I left there feeling that I wanted her voice to be heard. I believe I felt that way because I didn’t see the pathway for that to happen. Sometimes being well-adjusted is not what you want. You don’t want to be comfortable with scarcity. So, the feeling that I had with that family was bittersweet. I love the fact that they had each other, and they weren’t complaining about it, and they formed a family. Yet I hoped that her voice could be heard so that she is the new face of our future.
How did your upbringing inform how you approached this project?
I would say that has fully formed the human being that I am. And so I’m able to approach a lot of situations in life with experience that allows me to just receive whoever is gracious enough to invite me into their life. That is much more important than any kind of knowledge of photography. Being human, being rich in lived experience, enables you to sit down at a table, literally and figuratively, and be present in an unconditionally loving, nonjudgmental way.
There is a focus on children in this project. Why did you gravitate toward kids?
When kids are there, they steal the show. I do love me some old people though. The beginning and the end of the life spectrum. But I think when you look at kids, you definitely see what we’re investing in. What those kids are eating, how they’re living, it is a real indicator of the future. You can see red or blue states, or left or right, but I don’t think anyone doesn’t come together in agreement that we all want to take care of our kids.
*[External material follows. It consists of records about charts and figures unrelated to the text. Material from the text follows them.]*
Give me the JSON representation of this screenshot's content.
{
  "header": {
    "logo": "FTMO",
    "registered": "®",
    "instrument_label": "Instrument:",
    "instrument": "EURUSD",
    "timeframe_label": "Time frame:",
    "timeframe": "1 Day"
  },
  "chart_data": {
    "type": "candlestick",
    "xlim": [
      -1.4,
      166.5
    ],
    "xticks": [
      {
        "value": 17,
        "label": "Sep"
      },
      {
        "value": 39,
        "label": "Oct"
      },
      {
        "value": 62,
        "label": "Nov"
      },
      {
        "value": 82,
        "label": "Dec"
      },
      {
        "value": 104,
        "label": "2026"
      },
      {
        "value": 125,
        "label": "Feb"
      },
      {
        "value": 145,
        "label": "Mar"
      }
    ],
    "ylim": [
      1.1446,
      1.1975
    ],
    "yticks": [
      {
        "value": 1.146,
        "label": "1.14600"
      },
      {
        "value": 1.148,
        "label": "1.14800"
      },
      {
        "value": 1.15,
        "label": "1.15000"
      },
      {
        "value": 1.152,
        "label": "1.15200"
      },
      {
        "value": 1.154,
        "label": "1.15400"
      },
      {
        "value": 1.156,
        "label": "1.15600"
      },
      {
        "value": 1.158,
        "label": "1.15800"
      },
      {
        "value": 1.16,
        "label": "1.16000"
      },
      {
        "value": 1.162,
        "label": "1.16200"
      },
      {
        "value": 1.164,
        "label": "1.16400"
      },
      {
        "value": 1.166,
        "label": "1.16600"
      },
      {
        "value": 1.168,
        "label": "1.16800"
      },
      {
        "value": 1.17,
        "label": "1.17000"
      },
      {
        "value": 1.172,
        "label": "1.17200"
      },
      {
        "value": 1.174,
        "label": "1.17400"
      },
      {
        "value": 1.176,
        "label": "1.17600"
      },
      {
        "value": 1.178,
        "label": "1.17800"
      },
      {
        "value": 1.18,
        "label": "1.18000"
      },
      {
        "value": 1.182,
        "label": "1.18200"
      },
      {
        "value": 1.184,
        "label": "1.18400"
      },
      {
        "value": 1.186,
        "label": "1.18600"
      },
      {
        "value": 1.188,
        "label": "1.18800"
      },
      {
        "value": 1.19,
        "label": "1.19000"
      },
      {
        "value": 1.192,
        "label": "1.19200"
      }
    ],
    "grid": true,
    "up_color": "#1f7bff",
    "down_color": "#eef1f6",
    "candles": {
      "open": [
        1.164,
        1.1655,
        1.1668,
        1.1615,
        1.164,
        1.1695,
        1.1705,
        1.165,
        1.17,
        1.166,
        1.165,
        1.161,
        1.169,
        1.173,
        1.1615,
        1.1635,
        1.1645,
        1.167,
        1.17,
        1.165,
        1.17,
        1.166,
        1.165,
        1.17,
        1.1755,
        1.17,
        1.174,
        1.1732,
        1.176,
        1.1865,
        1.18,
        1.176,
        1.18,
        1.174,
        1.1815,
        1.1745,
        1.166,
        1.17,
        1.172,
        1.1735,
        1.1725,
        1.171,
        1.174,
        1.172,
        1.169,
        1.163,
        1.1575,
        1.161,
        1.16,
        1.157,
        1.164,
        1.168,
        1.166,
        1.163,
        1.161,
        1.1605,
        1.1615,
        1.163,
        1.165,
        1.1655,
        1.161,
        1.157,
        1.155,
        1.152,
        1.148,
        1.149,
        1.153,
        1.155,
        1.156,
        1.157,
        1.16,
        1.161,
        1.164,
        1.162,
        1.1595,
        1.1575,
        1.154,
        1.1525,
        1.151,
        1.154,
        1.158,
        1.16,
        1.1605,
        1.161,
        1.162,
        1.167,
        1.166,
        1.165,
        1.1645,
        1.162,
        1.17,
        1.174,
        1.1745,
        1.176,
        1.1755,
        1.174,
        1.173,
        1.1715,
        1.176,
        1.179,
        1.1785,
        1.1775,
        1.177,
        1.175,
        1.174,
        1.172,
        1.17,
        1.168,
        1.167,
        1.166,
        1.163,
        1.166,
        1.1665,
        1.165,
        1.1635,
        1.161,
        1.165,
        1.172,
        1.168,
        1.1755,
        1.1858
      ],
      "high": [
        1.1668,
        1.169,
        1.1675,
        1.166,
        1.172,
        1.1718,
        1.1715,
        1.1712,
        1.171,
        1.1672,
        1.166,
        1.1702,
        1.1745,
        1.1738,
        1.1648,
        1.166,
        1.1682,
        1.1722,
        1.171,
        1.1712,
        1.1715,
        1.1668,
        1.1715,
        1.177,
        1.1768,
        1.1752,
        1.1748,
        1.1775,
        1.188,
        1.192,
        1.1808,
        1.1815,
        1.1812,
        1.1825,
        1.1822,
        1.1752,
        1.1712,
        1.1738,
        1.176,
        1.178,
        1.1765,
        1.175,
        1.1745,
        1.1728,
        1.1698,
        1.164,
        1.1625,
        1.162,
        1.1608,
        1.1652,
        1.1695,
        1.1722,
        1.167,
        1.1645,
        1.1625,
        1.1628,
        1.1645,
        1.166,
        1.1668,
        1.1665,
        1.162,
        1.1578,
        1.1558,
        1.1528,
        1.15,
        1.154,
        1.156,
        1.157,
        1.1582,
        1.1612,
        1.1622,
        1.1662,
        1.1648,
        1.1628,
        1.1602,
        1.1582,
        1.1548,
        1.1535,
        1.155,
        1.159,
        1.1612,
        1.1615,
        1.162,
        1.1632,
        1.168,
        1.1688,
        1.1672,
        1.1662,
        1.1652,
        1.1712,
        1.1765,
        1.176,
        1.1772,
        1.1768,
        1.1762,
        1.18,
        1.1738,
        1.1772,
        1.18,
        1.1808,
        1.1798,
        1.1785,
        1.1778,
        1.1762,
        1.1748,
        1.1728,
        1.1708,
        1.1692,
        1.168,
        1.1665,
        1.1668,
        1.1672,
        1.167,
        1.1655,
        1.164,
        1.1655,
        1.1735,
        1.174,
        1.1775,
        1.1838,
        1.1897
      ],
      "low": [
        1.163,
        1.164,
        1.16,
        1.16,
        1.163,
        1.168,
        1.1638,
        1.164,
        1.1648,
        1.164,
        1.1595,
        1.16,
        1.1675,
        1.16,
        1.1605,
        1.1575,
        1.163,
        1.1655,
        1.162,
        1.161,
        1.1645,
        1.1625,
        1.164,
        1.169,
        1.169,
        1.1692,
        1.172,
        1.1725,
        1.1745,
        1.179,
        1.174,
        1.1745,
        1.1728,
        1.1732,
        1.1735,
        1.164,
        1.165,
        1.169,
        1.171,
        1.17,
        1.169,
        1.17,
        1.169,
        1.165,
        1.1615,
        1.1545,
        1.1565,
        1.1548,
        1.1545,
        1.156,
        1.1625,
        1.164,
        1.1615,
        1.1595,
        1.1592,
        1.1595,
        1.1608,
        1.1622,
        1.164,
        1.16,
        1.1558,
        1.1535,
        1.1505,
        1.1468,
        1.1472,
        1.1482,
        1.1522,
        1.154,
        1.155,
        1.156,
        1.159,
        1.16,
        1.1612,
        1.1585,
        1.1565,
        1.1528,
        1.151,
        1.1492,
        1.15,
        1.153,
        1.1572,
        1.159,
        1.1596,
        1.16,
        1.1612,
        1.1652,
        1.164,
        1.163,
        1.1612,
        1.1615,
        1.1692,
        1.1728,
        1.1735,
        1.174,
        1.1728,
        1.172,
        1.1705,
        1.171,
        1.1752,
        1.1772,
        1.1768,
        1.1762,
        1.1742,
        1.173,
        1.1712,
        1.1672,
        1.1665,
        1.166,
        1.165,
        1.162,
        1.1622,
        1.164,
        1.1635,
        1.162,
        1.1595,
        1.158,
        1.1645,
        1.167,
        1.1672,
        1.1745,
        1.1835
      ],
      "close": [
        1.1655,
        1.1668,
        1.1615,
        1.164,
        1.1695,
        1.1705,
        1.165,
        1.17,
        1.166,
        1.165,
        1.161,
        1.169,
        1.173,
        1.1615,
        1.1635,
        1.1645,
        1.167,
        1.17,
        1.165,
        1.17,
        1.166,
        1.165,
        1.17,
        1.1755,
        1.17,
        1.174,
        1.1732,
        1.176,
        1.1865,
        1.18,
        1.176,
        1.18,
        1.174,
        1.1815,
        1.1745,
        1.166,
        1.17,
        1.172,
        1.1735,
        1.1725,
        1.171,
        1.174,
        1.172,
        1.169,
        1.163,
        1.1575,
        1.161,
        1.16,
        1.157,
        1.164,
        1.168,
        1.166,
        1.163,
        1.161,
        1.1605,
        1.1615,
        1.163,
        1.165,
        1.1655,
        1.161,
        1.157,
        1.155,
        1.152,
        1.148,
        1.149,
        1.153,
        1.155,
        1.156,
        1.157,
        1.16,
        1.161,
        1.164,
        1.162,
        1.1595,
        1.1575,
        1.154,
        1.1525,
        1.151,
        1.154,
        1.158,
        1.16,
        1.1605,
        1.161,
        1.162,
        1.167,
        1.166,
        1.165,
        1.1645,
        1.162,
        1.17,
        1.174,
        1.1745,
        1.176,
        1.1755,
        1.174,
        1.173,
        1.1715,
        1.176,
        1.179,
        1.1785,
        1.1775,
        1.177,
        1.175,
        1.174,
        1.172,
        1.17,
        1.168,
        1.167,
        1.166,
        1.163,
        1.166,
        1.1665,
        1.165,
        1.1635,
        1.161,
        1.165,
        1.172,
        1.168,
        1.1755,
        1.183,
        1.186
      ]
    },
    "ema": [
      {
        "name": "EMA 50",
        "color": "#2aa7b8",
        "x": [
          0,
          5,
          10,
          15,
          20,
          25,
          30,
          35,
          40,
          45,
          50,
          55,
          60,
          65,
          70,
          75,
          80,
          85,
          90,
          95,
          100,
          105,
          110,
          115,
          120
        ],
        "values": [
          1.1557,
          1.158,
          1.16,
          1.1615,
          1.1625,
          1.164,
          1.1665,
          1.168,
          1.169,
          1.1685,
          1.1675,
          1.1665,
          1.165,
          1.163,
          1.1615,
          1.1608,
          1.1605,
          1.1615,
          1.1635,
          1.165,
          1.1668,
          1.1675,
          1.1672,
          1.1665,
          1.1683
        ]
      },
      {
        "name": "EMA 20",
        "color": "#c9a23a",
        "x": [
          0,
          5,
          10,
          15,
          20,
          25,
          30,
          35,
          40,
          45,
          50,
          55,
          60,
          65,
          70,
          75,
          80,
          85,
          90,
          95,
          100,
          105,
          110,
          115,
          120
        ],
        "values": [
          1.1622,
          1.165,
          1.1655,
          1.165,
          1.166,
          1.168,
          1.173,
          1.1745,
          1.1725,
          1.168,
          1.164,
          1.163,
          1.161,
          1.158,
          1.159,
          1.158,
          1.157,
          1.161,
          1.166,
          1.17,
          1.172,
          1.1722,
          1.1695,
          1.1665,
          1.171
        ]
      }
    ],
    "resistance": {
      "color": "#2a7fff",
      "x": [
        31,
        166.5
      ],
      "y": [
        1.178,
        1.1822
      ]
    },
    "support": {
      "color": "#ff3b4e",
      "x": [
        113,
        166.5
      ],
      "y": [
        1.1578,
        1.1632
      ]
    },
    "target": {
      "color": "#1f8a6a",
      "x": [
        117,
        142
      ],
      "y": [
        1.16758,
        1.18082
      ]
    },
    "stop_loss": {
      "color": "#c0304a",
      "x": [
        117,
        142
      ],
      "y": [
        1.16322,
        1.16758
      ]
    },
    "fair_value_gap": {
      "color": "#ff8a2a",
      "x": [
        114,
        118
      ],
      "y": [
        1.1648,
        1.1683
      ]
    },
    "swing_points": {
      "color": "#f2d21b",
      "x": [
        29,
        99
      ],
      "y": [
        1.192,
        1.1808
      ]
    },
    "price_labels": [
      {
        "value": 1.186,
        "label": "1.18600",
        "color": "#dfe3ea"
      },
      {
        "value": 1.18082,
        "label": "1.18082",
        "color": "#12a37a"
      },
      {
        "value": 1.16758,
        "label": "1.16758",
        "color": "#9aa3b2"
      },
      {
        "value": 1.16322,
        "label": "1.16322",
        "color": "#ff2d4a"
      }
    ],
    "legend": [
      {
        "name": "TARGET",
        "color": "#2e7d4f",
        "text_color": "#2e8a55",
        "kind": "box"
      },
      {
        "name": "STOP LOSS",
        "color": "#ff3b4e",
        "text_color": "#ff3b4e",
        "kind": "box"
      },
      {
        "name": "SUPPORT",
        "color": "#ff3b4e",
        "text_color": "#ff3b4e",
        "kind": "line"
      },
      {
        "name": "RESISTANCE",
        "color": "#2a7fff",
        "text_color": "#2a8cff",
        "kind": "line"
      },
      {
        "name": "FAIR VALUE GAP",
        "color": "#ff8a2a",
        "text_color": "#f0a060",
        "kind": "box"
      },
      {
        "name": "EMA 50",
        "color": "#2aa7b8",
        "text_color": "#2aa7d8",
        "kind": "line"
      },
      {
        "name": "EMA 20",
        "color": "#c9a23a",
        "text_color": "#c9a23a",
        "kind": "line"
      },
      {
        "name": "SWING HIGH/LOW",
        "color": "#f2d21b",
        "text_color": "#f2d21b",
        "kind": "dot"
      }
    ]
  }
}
Food insecurity is a topic of national conversation. What is the subtext that you know to be true when you see those headlines?
There’s this idea that people have to deserve being fed, to earn their right to eat. In Covid, that has been laid aside and you have people from across the political spectrum showing up at food lines. There’s a moratorium on the shame and your virtue being tied to feeding yourself.
When I see those headlines, I want to keep it in the forefront of our collective consciousness that — just like the Great Depression — the people who are going to be the hardest hit by struggle have always been struggling. There has been a landscape of insecurity and economic inequity that has only been widening over the past decade.
We’re talking about food insecurity and it’s great. However, we must be careful that it does not cloud the larger systemic inequality that is coming home to roost in our country.